Il n’y a rien à ajouter au tableau que M. de Ligniville fait du chien courant ; il le peint comme sont aujourd’hui nos plus beaux chiens françois & bâtards anglois qui sont moulés ; il n’en marque point la hauteur, sinon celle du levrier pour lievres. La taille de ces beaux chiens qui sont aujourd’hui dans la grande meute du roi, est de 24 à 25 pouces de hauteur.
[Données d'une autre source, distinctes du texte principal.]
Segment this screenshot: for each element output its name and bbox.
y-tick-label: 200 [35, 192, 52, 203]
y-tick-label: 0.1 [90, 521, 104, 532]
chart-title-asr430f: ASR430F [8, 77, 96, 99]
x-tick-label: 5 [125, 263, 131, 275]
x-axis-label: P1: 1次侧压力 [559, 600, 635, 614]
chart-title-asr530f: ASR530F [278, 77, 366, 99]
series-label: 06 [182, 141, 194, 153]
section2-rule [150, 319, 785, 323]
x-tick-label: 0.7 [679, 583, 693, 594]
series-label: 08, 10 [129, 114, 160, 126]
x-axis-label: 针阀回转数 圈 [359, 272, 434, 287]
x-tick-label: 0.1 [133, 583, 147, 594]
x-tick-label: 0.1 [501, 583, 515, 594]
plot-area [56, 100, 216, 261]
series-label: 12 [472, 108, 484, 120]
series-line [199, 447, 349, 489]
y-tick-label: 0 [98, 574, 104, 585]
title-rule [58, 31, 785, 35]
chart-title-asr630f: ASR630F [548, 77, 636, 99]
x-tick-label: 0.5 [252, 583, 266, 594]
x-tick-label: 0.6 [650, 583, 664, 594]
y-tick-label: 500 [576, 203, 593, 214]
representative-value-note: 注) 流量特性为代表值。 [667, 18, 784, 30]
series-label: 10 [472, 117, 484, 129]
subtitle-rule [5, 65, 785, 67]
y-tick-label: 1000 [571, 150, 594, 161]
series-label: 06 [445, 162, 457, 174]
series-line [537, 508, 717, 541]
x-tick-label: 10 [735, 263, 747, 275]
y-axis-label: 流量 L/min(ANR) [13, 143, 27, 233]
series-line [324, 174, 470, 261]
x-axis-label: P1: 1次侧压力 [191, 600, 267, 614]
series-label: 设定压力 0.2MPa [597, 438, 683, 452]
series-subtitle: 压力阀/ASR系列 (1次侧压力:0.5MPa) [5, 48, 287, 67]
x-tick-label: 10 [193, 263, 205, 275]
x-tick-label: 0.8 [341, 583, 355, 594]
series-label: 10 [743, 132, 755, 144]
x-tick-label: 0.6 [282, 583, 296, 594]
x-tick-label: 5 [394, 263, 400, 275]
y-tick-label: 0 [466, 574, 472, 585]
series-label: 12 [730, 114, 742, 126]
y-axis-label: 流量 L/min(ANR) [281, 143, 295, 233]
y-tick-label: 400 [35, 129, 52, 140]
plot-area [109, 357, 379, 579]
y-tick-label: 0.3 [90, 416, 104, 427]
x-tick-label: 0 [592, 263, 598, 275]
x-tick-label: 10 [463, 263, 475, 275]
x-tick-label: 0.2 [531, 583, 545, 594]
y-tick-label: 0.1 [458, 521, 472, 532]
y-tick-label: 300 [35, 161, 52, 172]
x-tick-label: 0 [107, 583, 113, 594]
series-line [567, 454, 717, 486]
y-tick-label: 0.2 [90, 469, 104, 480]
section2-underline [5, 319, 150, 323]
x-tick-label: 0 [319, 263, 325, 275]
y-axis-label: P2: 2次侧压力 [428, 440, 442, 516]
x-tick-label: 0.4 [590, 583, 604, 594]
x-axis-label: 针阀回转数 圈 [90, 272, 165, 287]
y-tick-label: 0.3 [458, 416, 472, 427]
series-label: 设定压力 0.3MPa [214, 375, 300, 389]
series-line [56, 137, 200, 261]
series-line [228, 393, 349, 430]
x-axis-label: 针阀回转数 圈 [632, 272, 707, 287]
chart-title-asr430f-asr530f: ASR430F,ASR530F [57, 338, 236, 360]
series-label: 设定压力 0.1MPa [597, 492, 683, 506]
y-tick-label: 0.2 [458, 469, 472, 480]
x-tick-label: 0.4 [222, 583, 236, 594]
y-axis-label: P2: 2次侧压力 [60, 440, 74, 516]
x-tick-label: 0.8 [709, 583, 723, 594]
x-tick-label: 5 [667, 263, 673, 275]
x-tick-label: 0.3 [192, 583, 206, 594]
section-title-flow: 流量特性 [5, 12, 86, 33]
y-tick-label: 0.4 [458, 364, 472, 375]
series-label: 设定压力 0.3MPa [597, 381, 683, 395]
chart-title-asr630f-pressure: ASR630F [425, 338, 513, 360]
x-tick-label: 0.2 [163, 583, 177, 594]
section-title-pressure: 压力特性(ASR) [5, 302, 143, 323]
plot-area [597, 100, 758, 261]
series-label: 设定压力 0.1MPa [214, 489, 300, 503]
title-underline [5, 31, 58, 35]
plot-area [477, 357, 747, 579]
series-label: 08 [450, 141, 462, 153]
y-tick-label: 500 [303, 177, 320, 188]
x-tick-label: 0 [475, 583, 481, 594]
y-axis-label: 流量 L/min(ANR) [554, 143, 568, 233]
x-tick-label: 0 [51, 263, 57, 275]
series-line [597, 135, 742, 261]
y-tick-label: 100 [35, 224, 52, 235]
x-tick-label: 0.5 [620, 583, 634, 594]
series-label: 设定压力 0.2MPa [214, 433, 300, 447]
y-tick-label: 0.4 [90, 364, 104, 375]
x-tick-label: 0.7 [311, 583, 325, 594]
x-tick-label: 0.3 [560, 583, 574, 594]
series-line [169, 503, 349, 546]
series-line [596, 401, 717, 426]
Les Anglois, dit M. de Selincourt, observent réguliérement ce qu’il faut faire pour avoir de bons chiens courans, & pour en avoir quantité ; car ils gardent des lices exprès, qui ne vont jamais à la chasse, de toutes les meilleures races qu’ils aient, pour leur servir de lices portieres, lesquelles ils laissent libres dans leurs basses-cours, comme les mâtines, qui n’avortent jamais, qui leur font tous les ans deux portées, dont ils n’en gardent jamais plus de six de chaque portée ; si bien qu’il n’y a point de lice qui ne leur donne tous les ans, l’un portant l’autre, une douzaine de chiens ; & comme ils abondent en laitage, & que leurs lices sont toujours en liberté, ils les nourrissent mieux que tous autres, & poussent leurs petits chiens jusqu’à l’âge de cinq mois, qu’ils ont fait leurs gueules à force de lait ; en telle sorte qu’ils deviennent beaux, grands & forts, & sont plus prêts à chasser à un an, que les autres à dix-huit mois ; & ainsi font-ils de toute autre race de chiens.